Table 1. The characteristics of the study population.
| Characteristics (n=812) | Number (%) |
|---|---|
| Age – years Mean±SD (Range) | 57.27±14.0(3-92) |
| Sex | |
| Male | 555 (68.3) |
| Female | 257 (31.7) |
| Length of stay – days | |
| < 5 | 500 (61.58) |
| 6-10 | 234 (28.82) |
| 11-15 | 55 (6.77) |
| 16-20 | 20 (2.46) |
| > 21 | 3 (0.37) |
| Main Diagnosis | |
| Anterior wall MI | 184 (22.66) |
| Inferior wall MI | 87 (10.71) |
| Hypertension | 78 (9.60 |
| Unstable Angina | 68 (8.37) |
| Stable Angina | 51 (6.28) |
| Rheumatic Heart Disease | 45 (5.54) |
| Cardiomyopathy | 33 (4.06) |
| Infer posterior wall MI | 32 (3.94) |
| Non Cardiac Chest Pain | 25 (3.08) |
| Non ST segment elevated MI | 24 (2.96) |
| Atrial Fibrillation | 22 (2.70) |
| Atypical Chest Pain | 13 (1.60) |
| Syndrome X | 12 (1.48) |
| Anteroseptal MI | 10 (1.23) |
| Congestive heart failure | 9 (1.11) |
| Others | 119 (14.66) |
| Number of coded diagnosis per patient |
3 (Range 2-4) |
Potential drug-drug Interactions
On evaluation of the number of drugs administered to the individual patients, the mode [87 (10.7% of patients)] was 6 drugs. The mean number of drug pairs identified was 58.42 (range 21-78). The frequency of pDDIs per patient ranged from 1 to 6. Out of 249 patients, 154 had at least one interaction. The results are represented in table 2.
Table 2. No of drugs, No of drugs pairs per patient's severity and Frequency of drug-drug interaction.
| Characteristics | Number (%) |
|---|---|
| No of drugs dispensed | |
| 2 | 7 (0.86) |
| 3-5 | 105 (12.93) |
| 6-10 | 362 (44.58) |
| 11-15 | 220 (27.09) |
| 16-20 | 95 (11.70) |
| >20 | 23 (2.83) |
| Severity of DDI | |
| Minor | 28 (7.20%) |
| Moderate | 234 (60.30%) |
| Severe | 126 (32.50%) |
| Frequency of drug-drug interaction | |
| 1 | 154 (61.85) |
| 2 | 67 (26.91) |
| 3 | 18 (7.23) |
| 4 | 5 (2.01) |
| 5 | 4 (1.61) |
| 6 | 1 (0.40) |
| No of drugs pairs Mean (95% CI) | 58.42(21-78) |
Classification of potential drug-drug interactions
The classification of the potential drug-drug interactions were made based on their mechanism like pharmacodynamic, pharmacokinetic or unknown. Among 388 pDDIs, [251 (64.69%)] were pharmacodynamic drug interactions, [78 (20.1%)] were pharmacokinetic and [59 (15.2%)] were unknown. (Fig. 1)
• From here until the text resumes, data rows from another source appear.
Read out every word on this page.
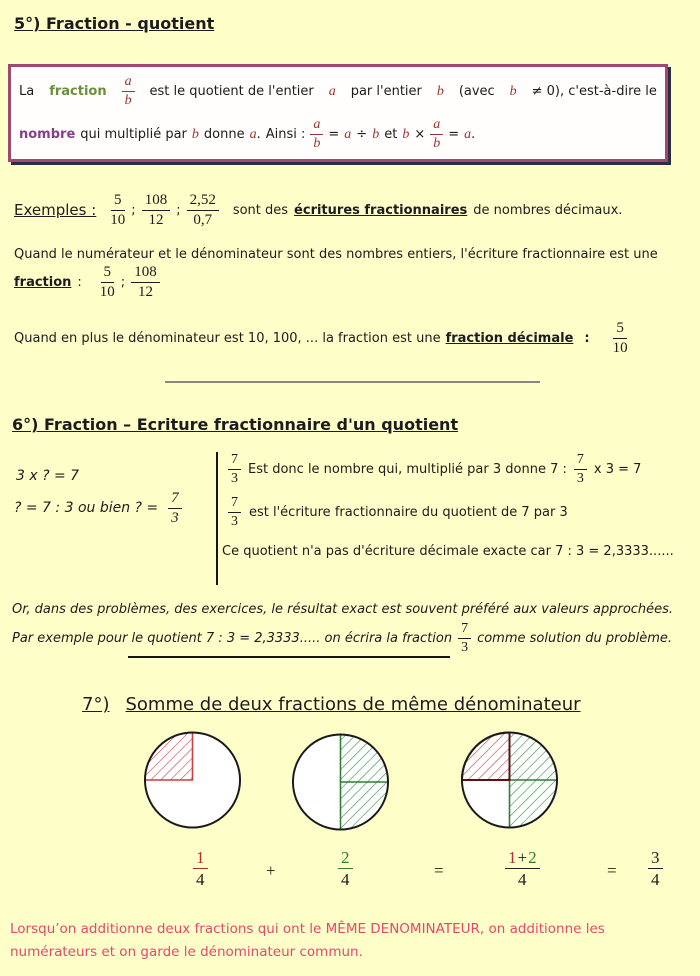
5°) Fraction - quotient
La fraction $\frac{a}{b}$ est le quotient de l'entier a par l'entier b (avec b ≠ 0), c'est-à-dire le
nombre qui multiplié par b donne a . Ainsi : $\frac{a}{b} = a \div b$ et $b \times \frac{a}{b} = a$ .
Exemples : $\frac{5}{10}$ ; $\frac{108}{12}$ ; $\frac{2,52}{0,7}$ sont des écritures fractionnaires de nombres décimaux.
Quand le numérateur et le dénominateur sont des nombres entiers, l'écriture fractionnaire est une
fraction : $\frac{5}{10}$ ; $\frac{108}{12}$
Quand en plus le dénominateur est 10, 100, ... la fraction est une fraction décimale : $\frac{5}{10}$
6°) Fraction – Ecriture fractionnaire d'un quotient
3 x ? = 7
? = 7 : 3 ou bien ? = $\frac{7}{3}$
$\frac{7}{3}$ Est donc le nombre qui, multiplié par 3 donne 7 : $\frac{7}{3}$ x 3 = 7
$\frac{7}{3}$ est l'écriture fractionnaire du quotient de 7 par 3
Ce quotient n'a pas d'écriture décimale exacte car 7 : 3 = 2,3333......
Or, dans des problèmes, des exercices, le résultat exact est souvent préféré aux valeurs approchées.
Par exemple pour le quotient 7 : 3 = 2,3333..... on écrira la fraction $\frac{7}{3}$ comme solution du problème.
7°) Somme de deux fractions de même dénominateur
$\frac{1}{4}$	+	$\frac{2}{4}$	=	$\frac{1 + 2}{4}$	= $\frac{3}{4}$
Lorsqu’on additionne deux fractions qui ont le MÊME DENOMINATEUR, on additionne les numérateurs et on garde le dénominateur commun.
The significance of pDDIs was classified according to a three level scale. Of the 388 pDDIs, the majority were of mild & moderate significance. Interactions with major severity accounted for 32.5% (126) of the total pDDIs while those with moderate and minor severity accounted for 60.3% (234) and 7.20% (28) respectively. (Fig. 2) Most interactions were classified as delayed interactions, accounting for 52% (203) of the total interactions. Whereas 165 (43%) were of a rapid onset type.
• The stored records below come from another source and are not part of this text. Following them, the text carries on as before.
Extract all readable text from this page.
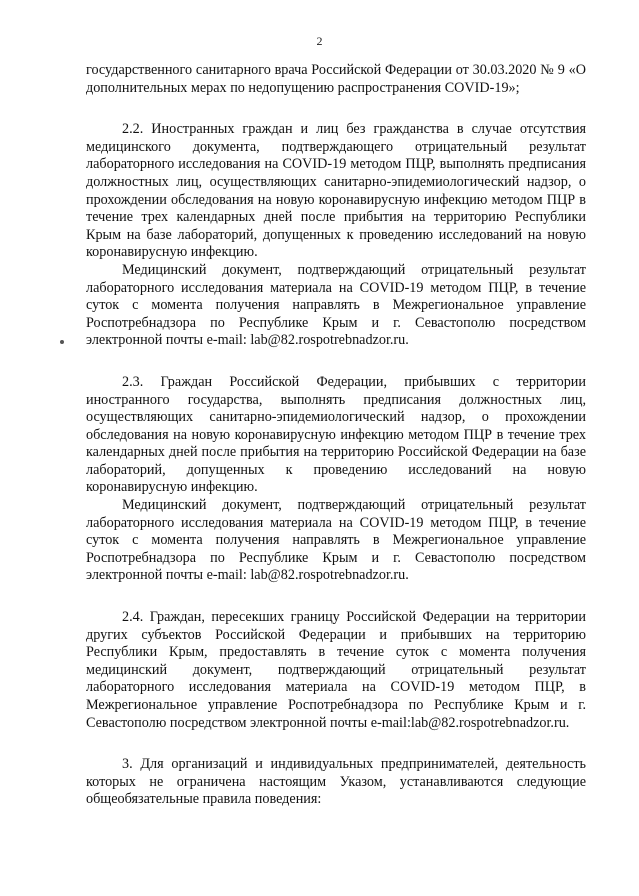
2

государственного санитарного врача Российской Федерации от 30.03.2020 № 9 «О дополнительных мерах по недопущению распространения COVID-19»;

2.2. Иностранных граждан и лиц без гражданства в случае отсутствия медицинского документа, подтверждающего отрицательный результат лабораторного исследования на COVID-19 методом ПЦР, выполнять предписания должностных лиц, осуществляющих санитарно-эпидемиологический надзор, о прохождении обследования на новую коронавирусную инфекцию методом ПЦР в течение трех календарных дней после прибытия на территорию Республики Крым на базе лабораторий, допущенных к проведению исследований на новую коронавирусную инфекцию.

Медицинский документ, подтверждающий отрицательный результат лабораторного исследования материала на COVID-19 методом ПЦР, в течение суток с момента получения направлять в Межрегиональное управление Роспотребнадзора по Республике Крым и г. Севастополю посредством электронной почты e-mail: lab@82.rospotrebnadzor.ru.

2.3. Граждан Российской Федерации, прибывших с территории иностранного государства, выполнять предписания должностных лиц, осуществляющих санитарно-эпидемиологический надзор, о прохождении обследования на новую коронавирусную инфекцию методом ПЦР в течение трех календарных дней после прибытия на территорию Российской Федерации на базе лабораторий, допущенных к проведению исследований на новую коронавирусную инфекцию.

Медицинский документ, подтверждающий отрицательный результат лабораторного исследования материала на COVID-19 методом ПЦР, в течение суток с момента получения направлять в Межрегиональное управление Роспотребнадзора по Республике Крым и г. Севастополю посредством электронной почты e-mail: lab@82.rospotrebnadzor.ru.

2.4. Граждан, пересекших границу Российской Федерации на территории других субъектов Российской Федерации и прибывших на территорию Республики Крым, предоставлять в течение суток с момента получения медицинский документ, подтверждающий отрицательный результат лабораторного исследования материала на COVID-19 методом ПЦР, в Межрегиональное управление Роспотребнадзора по Республике Крым и г. Севастополю посредством электронной почты e-mail:lab@82.rospotrebnadzor.ru.

3. Для организаций и индивидуальных предпринимателей, деятельность которых не ограничена настоящим Указом, устанавливаются следующие общеобязательные правила поведения:
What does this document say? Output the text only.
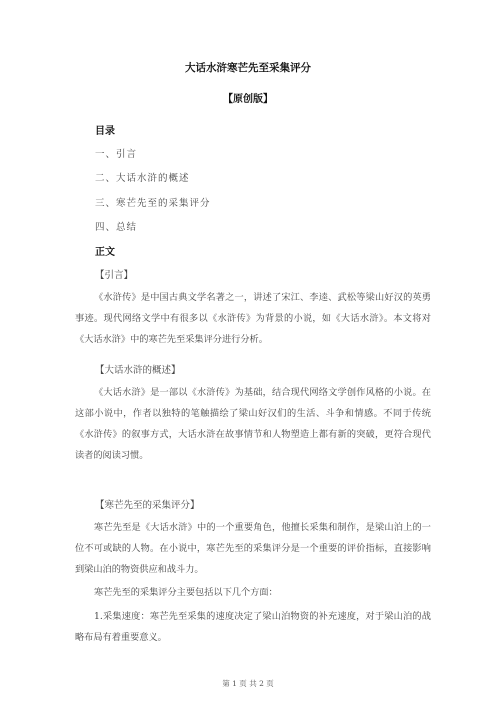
大话水浒寒芒先至采集评分
【原创版】
目录
一、引言
二、大话水浒的概述
三、寒芒先至的采集评分
四、总结
正文
【引言】

《水浒传》是中国古典文学名著之一，讲述了宋江、李逵、武松等梁山好汉的英勇事迹。现代网络文学中有很多以《水浒传》为背景的小说，如《大话水浒》。本文将对《大话水浒》中的寒芒先至采集评分进行分析。

【大话水浒的概述】

《大话水浒》是一部以《水浒传》为基础，结合现代网络文学创作风格的小说。在这部小说中，作者以独特的笔触描绘了梁山好汉们的生活、斗争和情感。不同于传统《水浒传》的叙事方式，大话水浒在故事情节和人物塑造上都有新的突破，更符合现代读者的阅读习惯。

【寒芒先至的采集评分】

寒芒先至是《大话水浒》中的一个重要角色，他擅长采集和制作，是梁山泊上的一位不可或缺的人物。在小说中，寒芒先至的采集评分是一个重要的评价指标，直接影响到梁山泊的物资供应和战斗力。

寒芒先至的采集评分主要包括以下几个方面：

1.采集速度：寒芒先至采集的速度决定了梁山泊物资的补充速度，对于梁山泊的战略布局有着重要意义。

第 1 页 共 2 页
Figure 2. Significance level of the drug-drug interactions.
Table 3. List of common drugs involved in potential drug- drug interaction.
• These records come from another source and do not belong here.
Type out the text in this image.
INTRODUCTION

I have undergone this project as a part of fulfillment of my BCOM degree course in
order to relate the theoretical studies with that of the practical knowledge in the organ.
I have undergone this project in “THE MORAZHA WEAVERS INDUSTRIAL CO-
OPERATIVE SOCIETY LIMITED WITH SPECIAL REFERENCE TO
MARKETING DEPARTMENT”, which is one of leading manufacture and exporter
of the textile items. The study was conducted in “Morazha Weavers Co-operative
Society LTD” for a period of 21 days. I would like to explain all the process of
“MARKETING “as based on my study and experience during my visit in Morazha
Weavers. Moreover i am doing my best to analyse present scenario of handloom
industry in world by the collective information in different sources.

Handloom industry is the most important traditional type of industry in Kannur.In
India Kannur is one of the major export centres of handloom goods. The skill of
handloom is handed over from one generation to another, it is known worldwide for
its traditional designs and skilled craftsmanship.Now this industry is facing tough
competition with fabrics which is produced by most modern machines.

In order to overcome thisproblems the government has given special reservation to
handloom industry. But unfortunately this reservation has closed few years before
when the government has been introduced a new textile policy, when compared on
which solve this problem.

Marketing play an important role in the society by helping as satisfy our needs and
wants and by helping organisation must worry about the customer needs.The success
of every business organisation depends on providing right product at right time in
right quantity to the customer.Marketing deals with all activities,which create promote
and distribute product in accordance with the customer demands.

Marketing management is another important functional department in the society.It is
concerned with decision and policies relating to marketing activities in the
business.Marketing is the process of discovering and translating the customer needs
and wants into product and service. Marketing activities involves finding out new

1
| Drug | ATC code | No. DDI (%) |
|---|---|---|
| Aspirin | B01AC06 | 174 (44.85) |
| Heparin | B01AB01 | 166 (42.78) |
| Clopidogrel | B01AC04 | 86 (22.16) |
| Warfarin | B01AA03 | 45 (11.59) |
| Atorvastatin | C10AA05 | 28 (7.22) |
| Ramipril | C09AA05 | 27 (6.95) |
| Torsemide | C03CA04 | 24 (6.19) |
| Digoxin | C01AA05 | 22 (5.67) |
| Furosemide | C03CA01 | 21 (5.41) |
| Spironolactone | C03DA01 | 21 (5.41) |
| Diltiazem | C08DB01 | 19 (4.89) |
| Enoxaparin | B01AB05 | 16 (4.12) |
| Amiodarone | C01BD01 | 14 (3.60) |
| Metoprolol | C07AB02 | 14 (3.60) |
| Captopril | C09AA01 | 12 (3.09) |
Risk factors for potential drug interactions
Statistical analysis, by Pearson correlation showed that there was an extremely significant linear relationship (r = 0.99, 95% CI = 0.9968-0.9978, p <0.0001) between the number of drugs prescribed for a patient and the occurrence of pDDIs. Similarly there was a significant linear relationship (r = 0.6962, 95% CI = 0.1652-0.9143, p < 0.0173) between length of hospital stay and occurrence of pDDIs.
Observed drug interactions
In total, 68 adverse drug interactions were observed among the 388 pDDIs identified. This gives an incidence of 17.53%. Bleeding was the most important interaction in 60 cases followed by Torsemide toxicity (8 events). The most common objective drug (drug which is originally prescribed) was Heparin followed by Warfarin. The common precipitant drug is Aspirin (Drug which is added to the already prescribed drugs). The results are presented in the Table 4.
Table 4. Observed adverse drug-drug interactions.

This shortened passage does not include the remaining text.